The final temperature is \({T_2} = 45^\circ {\rm{C}}\).

The power output is \(P = 910\;{\rm{W}}\).

In this problem, while calculating the rate of heat input, the efficiency of Carnot engine will be utilized because the operating engine is perfect Carnot.

The relation of efficiency is given by,

\({\eta _{\rm{C}}} = 1 - \frac{{{T_2}}}{{{T_{\rm{1}}}}}\)

On plugging the values in the above relation.
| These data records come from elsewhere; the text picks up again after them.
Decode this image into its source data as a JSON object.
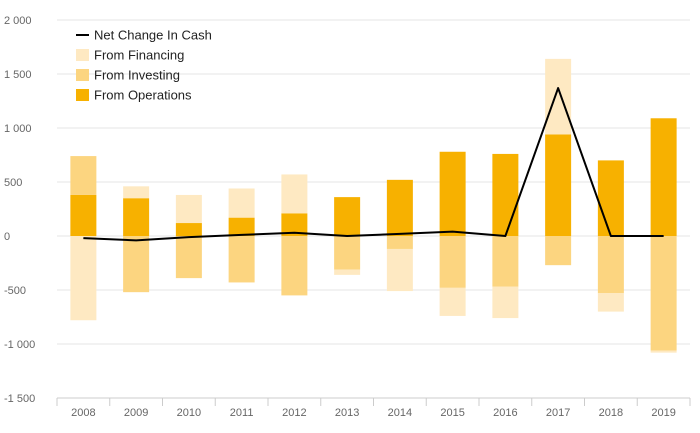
{
  "colors": {
    "background": "#ffffff",
    "grid": "#e6e6e6",
    "axis": "#cccccc",
    "operations": "#f7b100",
    "investing": "#fcd580",
    "financing": "#fee9c2",
    "net_line": "#000000",
    "tick_text": "#666666"
  },
  "chart_data": {
    "type": "bar",
    "stacked": true,
    "categories": [
      "2008",
      "2009",
      "2010",
      "2011",
      "2012",
      "2013",
      "2014",
      "2015",
      "2016",
      "2017",
      "2018",
      "2019"
    ],
    "series": [
      {
        "name": "From Financing",
        "kind": "bar",
        "color": "#fee9c2",
        "values": [
          -780,
          110,
          260,
          270,
          360,
          -50,
          -390,
          -260,
          -290,
          700,
          -170,
          -20
        ]
      },
      {
        "name": "From Investing",
        "kind": "bar",
        "color": "#fcd580",
        "values": [
          360,
          -520,
          -390,
          -430,
          -550,
          -310,
          -120,
          -480,
          -470,
          -270,
          -530,
          -1060
        ]
      },
      {
        "name": "From Operations",
        "kind": "bar",
        "color": "#f7b100",
        "values": [
          380,
          350,
          120,
          170,
          210,
          360,
          520,
          780,
          760,
          940,
          700,
          1090
        ]
      },
      {
        "name": "Net Change In Cash",
        "kind": "line",
        "color": "#000000",
        "values": [
          -20,
          -40,
          -10,
          10,
          30,
          0,
          20,
          40,
          0,
          1370,
          0,
          0
        ]
      }
    ],
    "legend_order": [
      "Net Change In Cash",
      "From Financing",
      "From Investing",
      "From Operations"
    ],
    "legend_position": "top-left",
    "ylim": [
      -1500,
      2000
    ],
    "yticks": [
      2000,
      1500,
      1000,
      500,
      0,
      -500,
      -1000,
      -1500
    ],
    "ytick_labels": [
      "2 000",
      "1 500",
      "1 000",
      "500",
      "0",
      "-500",
      "-1 000",
      "-1 500"
    ],
    "grid": true,
    "title": "",
    "xlabel": "",
    "ylabel": ""
  }
}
\(\begin{aligned}{c}{\eta _{\rm{C}}} &= 1 - \left( {\frac{{\left( {45^\circ {\rm{C}} + 273} \right)\;{\rm{K}}}}{{\left( {210^\circ {\rm{C}} + 273} \right)\;{\rm{K}}}}} \right)\\{\eta _{\rm{C}}} &= 0.34\end{aligned}\)

The relation of efficiency is given by,

\(\begin{aligned}{l}{\eta _{\rm{C}}} &= \frac{W}{{W + Q}}\\Q &= W\left( {\frac{1}{{{\eta _{\rm{C}}}}} - 1} \right)\\\frac{Q}{t} &= \frac{W}{t}\left( {\frac{1}{{{\eta _{\rm{C}}}}} - 1} \right)\\\frac{Q}{t} &= P\left( {\frac{1}{{{\eta _{\rm{C}}}}} - 1} \right)\end{aligned}\)

Here, \(\frac{Q}{t}\) is the rate of heat output and W is the work done.

On plugging the values in the above relation.

\(\begin{aligned}{l}\frac{Q}{t} &= \left( {910\;{\rm{W}}} \right)\left( {\frac{1}{{0.34}} - 1} \right)\\\frac{Q}{t} &= 1766.4\;{\rm{W}}\end{aligned}\)

Thus, \(\frac{Q}{t} = 1766.4\;{\rm{W}}\) is the required rate of heat output.